Jesmyn Ward’s life has changed dramatically since I first introduced her in 2019 as one of the Southern writers who began their careers after 2000. Then, the author of the prize-winning novels, Salvage the Bones (2011), and Sing, Unburied Sing (2017), she had won the prestigious MacArthur “genius grant” and had just begun teaching at Tulane University in New Orleans where she still teaches creative writing.
She was writing Let Us Descend, when, in 2020, her husband, only in his thirties, died of a respiratory infection just before the onset of covid. Grief-stricken and isolated with her two children in DeLisle, Mississippi, Ward felt unable to complete the manuscript: “I was so mired in sorrow, and in shock. I wasn’t feeling any motivation. I didn’t want to immerse myself in that world.” Finally able to transcend her grief and to move on—she has a new partner and another child–, she completed the novel and published it last fall.
Ward has said that she was inspired to write Let Us Descend in 2015 while driving from DeLisle to Tulane to teach her classes. On a local radio station, she heard a story about the history of slavery in New Orleans: “I knew none of that—that New Orleans was the center of the domestic slave trade in the early 1800s, or that thousands of enslaved people were sold south to New Orleans and on to plantations in Mississippi and Louisiana.”
Let Us Descend covers about ten years in the life Annis, a third-generation slave. Her mother named her Arese, but that name “is only for my mama,” an indication of the closeness of their relationship. In the novel, Ward produces an intimate study of females held in servitude in the South before the Civil War. Her central theme concerns family—how these women were still able to establish families under a system meant to reduce all slaves to mere property. Ward also deals with the loss of African identity under the horrendous circumstance of slavery. She shows the desire both to hold on to a heroic past and to spiritual beliefs that have nothing to do with Christianity. At the same time, Ward depicts Annis’s growing interest in Western culture despite being denied literacy. The title of the novel is a quotation from Dante’s Inferno which Annis overhears a tutor reading to her first owner’s daughters. As Dante’s hero descends into Christian hell, Annis descends into the hell of slavery.

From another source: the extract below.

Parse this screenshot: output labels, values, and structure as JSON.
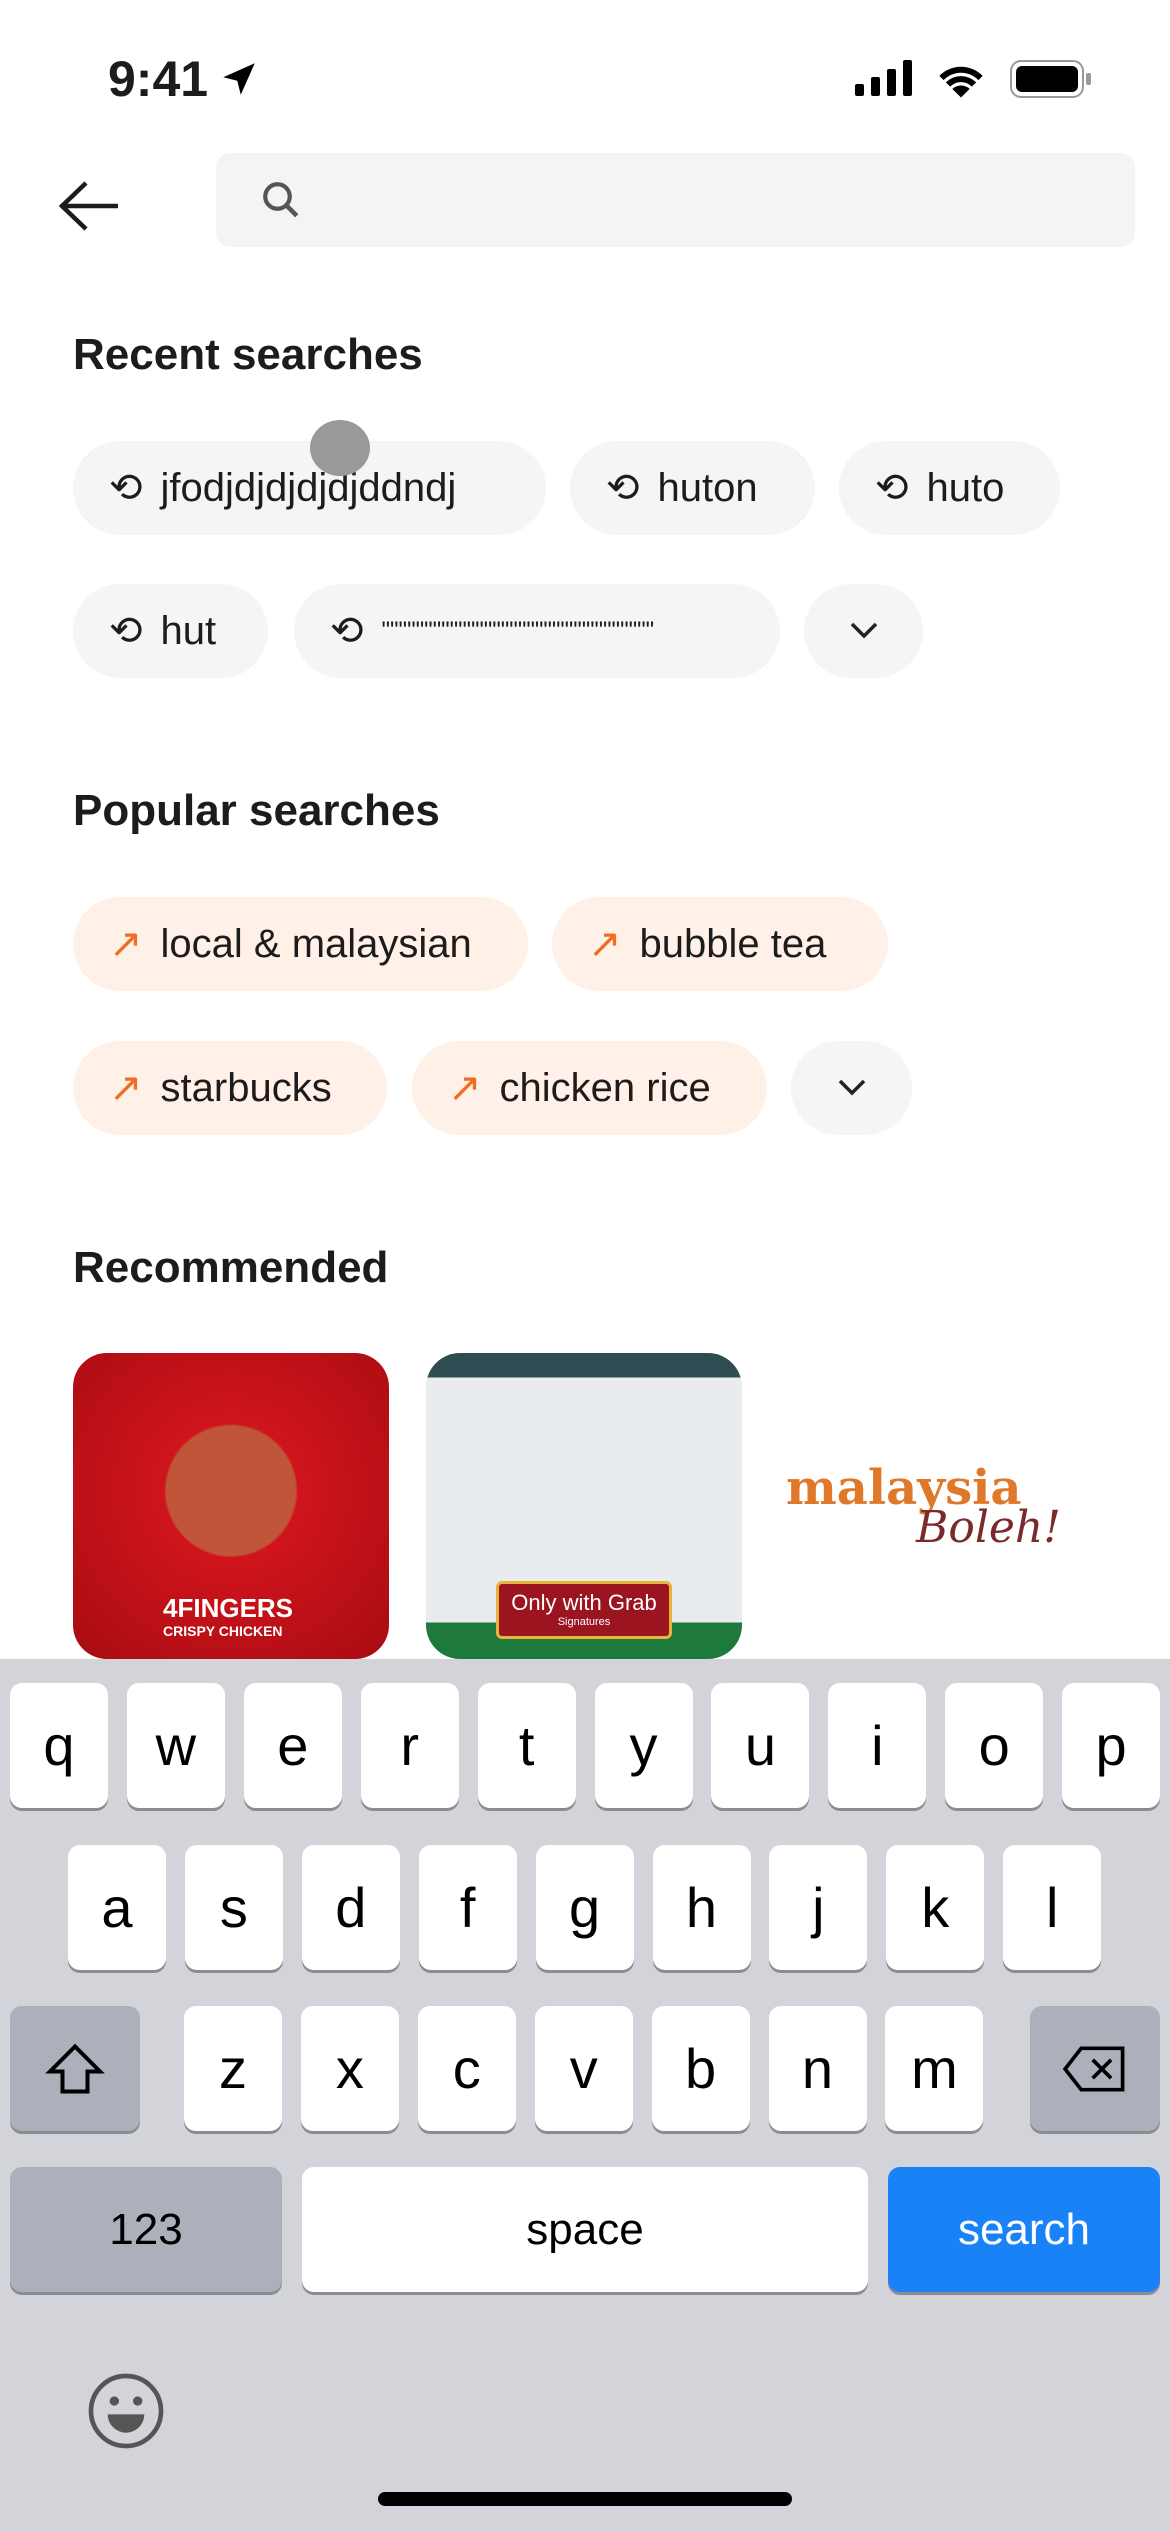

Let Us Descend opens on a rice plantation somewhere in the Carolinas where Annis is growing up, the product of rape: her mother was assaulted by her white owner. To the age of fourteen, Annis has had the exclusive benefit of her mother’s love and attention while both work as house servants. In the first scene of the novel, Annis’s mother is teaching her how to fight, the legacy of her grandmother Asa, who had been a “woman warrior” in Africa. A more tangible legacy is an ivory knife that Annis hides in her hair.
As the young girl matures, her owner begins to lust after her. To gain access, he sells Annis’s mother to the “Georgia Man,” a dealer who will take her South to work on a sugar cane plantation in. Annis deeply laments that loss: “My longing for my mother spreads over in a great fishing net and tightens.” To offset her grief, she begins to create an ultimate reality peopled by spirits, one whom she names Asa after her dead grandmother. When Annis resists the owner’s advances, he soon sells her to the “Georgia Man.”
Ward researched the history of mistreatment of slaves sent to the lower South, vividly detailing the horrors they encounter as, chained together, they struggle into deeper slavery. Strong and resourceful, Annis survives the march to end up in a slave market in New Orleans; her beauty designates her as a possible placage lover, a kept concubine to a white man—a common practice in Louisiana; however, the evil female owner of a sugar cane plantation outside the city buys Annis. Ward depicts both of Annis’s owners in negative, almost stereotypical terms, possessive and brutal.
Annis’s life on the plantation is hard, though she does form a surrogate family with other women. Their stingy owner gives them almost no food and forces them to work both in the plantation house and in the cane fields. Annis twice suffers her owner’s most ghastly punishment, imprisonment in a torture hole in the back yard. Suffering physically, Annis escapes psychologically through interaction with the spiritual beings she has created; she particularly evokes Asa, the spirit with her grandmother’s name.
Reviewing the novel in The Washington Post, Ron Charles suggests that “Ward uses these otherworldly voices to imagine a kind of fluid theology of early Black Americans at a time when their lives were uncontaminated with Christianity and still trailing the clouds of their African ancestors.” Charles’s idea is valid but Ward’s shifts between reality and spirit in the novel are a bit disconcerting as is her handling of language—her constant shift between dialect and formal American English.
At the end, realistically, Ward offers no happy endings– only tentative respite for Annis.